Bank of England data, published today, shows net mortgage and business lending from FLS participants was £1.6bn in the second quarter, following negative net lending in the previous two quarters – a negative £2.4bn in Q4 2012 and a negative £1.8bn in the first quarter of the year.
In the third quarter of 2012, net lending was positive, at £39m, but pales in comparison to the Q2 2013 figure.
However, while net lending was positive in the second quarter, it is down nearly £2.3bn since the scheme’s launch in July 2012.
In the second quarter, Nationwide Building Society saw the biggest rise in net lending, at £2.3bn, with Lloyds in second with net lending of £1.3bn. Virgin was third with net lending of £738m in the second quarter, then Barclays and Coventry, with net lending of £668m and £576m, respectively.
Overall, since the scheme’s launch, Barclays’ net lending figure is the highest, at £7.5bn, followed by Nationwide at £7bn.
At the other end of the scale, Santander has seen net lending fall £10.4bn since the FLS launched last July, while Royal Bank of Scotland and Lloyds have seen net lending fall by £6.8bn and £5.3bn in that time.

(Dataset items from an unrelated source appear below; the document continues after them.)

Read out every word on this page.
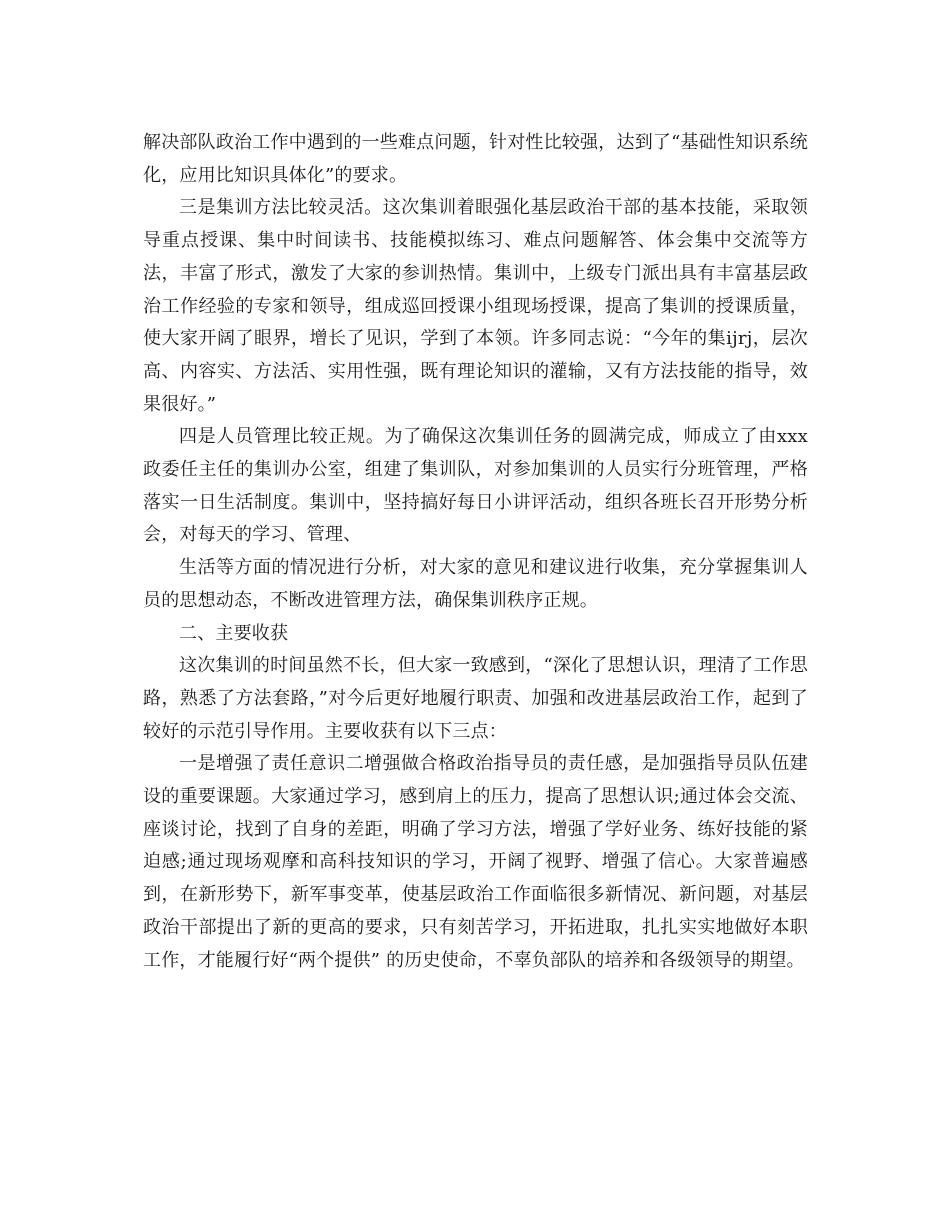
解决部队政治工作中遇到的一些难点问题，针对性比较强，达到了“基础性知识系统化，应用比知识具体化”的要求。

三是集训方法比较灵活。这次集训着眼强化基层政治干部的基本技能，采取领导重点授课、集中时间读书、技能模拟练习、难点问题解答、体会集中交流等方法，丰富了形式，激发了大家的参训热情。集训中，上级专门派出具有丰富基层政治工作经验的专家和领导，组成巡回授课小组现场授课，提高了集训的授课质量，使大家开阔了眼界，增长了见识，学到了本领。许多同志说：“今年的集ijrj，层次高、内容实、方法活、实用性强，既有理论知识的灌输，又有方法技能的指导，效果很好。”

四是人员管理比较正规。为了确保这次集训任务的圆满完成，师成立了由xxx政委任主任的集训办公室，组建了集训队，对参加集训的人员实行分班管理，严格落实一日生活制度。集训中，坚持搞好每日小讲评活动，组织各班长召开形势分析会，对每天的学习、管理、

生活等方面的情况进行分析，对大家的意见和建议进行收集，充分掌握集训人员的思想动态，不断改进管理方法，确保集训秩序正规。

二、主要收获

这次集训的时间虽然不长，但大家一致感到，“深化了思想认识，理清了工作思路，熟悉了方法套路，”对今后更好地履行职责、加强和改进基层政治工作，起到了较好的示范引导作用。主要收获有以下三点：

一是增强了责任意识二增强做合格政治指导员的责任感，是加强指导员队伍建设的重要课题。大家通过学习，感到肩上的压力，提高了思想认识;通过体会交流、座谈讨论，找到了自身的差距，明确了学习方法，增强了学好业务、练好技能的紧迫感;通过现场观摩和高科技知识的学习，开阔了视野、增强了信心。大家普遍感到，在新形势下，新军事变革，使基层政治工作面临很多新情况、新问题，对基层政治干部提出了新的更高的要求，只有刻苦学习，开拓进取，扎扎实实地做好本职工作，才能履行好“两个提供” 的历史使命，不辜负部队的培养和各级领导的期望。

While the Bank of England does not split the figures, it said aggregate net lending to individuals has been “positive recently and picked up slightly in 2013 Q2”, although net lending to businesses “remained negative” in the second quarter, despite the BoE offering greater incentives for banks to increase SME lending since April.
At 30 June, the aggregate outstanding FLS drawings from the scheme’s 41 participating lenders stood at £17.6bn.
BoE executive director for markets Paul Fisher says: “The FLS is continuing to support the economy with a range of indicators suggesting that credit conditions are steadily improving for households and firms, and FLS participants collectively expect net lending volumes to pick up over the remainder of this year.”
SPF Private Clients chief executive Mark Harris says: “While net lending is still lower than the amount withdrawn by participants in the scheme, this outlook has changed considerably with the Bank of England forecasting that lending will pick up during the second part of this year.
“It takes a while for confidence in the housing market to re-emerge after such a long period of doom and gloom, and for buyers to realise that lenders have regained their appetite to lend. What we have already seen is that the FLS has had a significant impact on mortgage rates, with these falling significantly to historic lows.”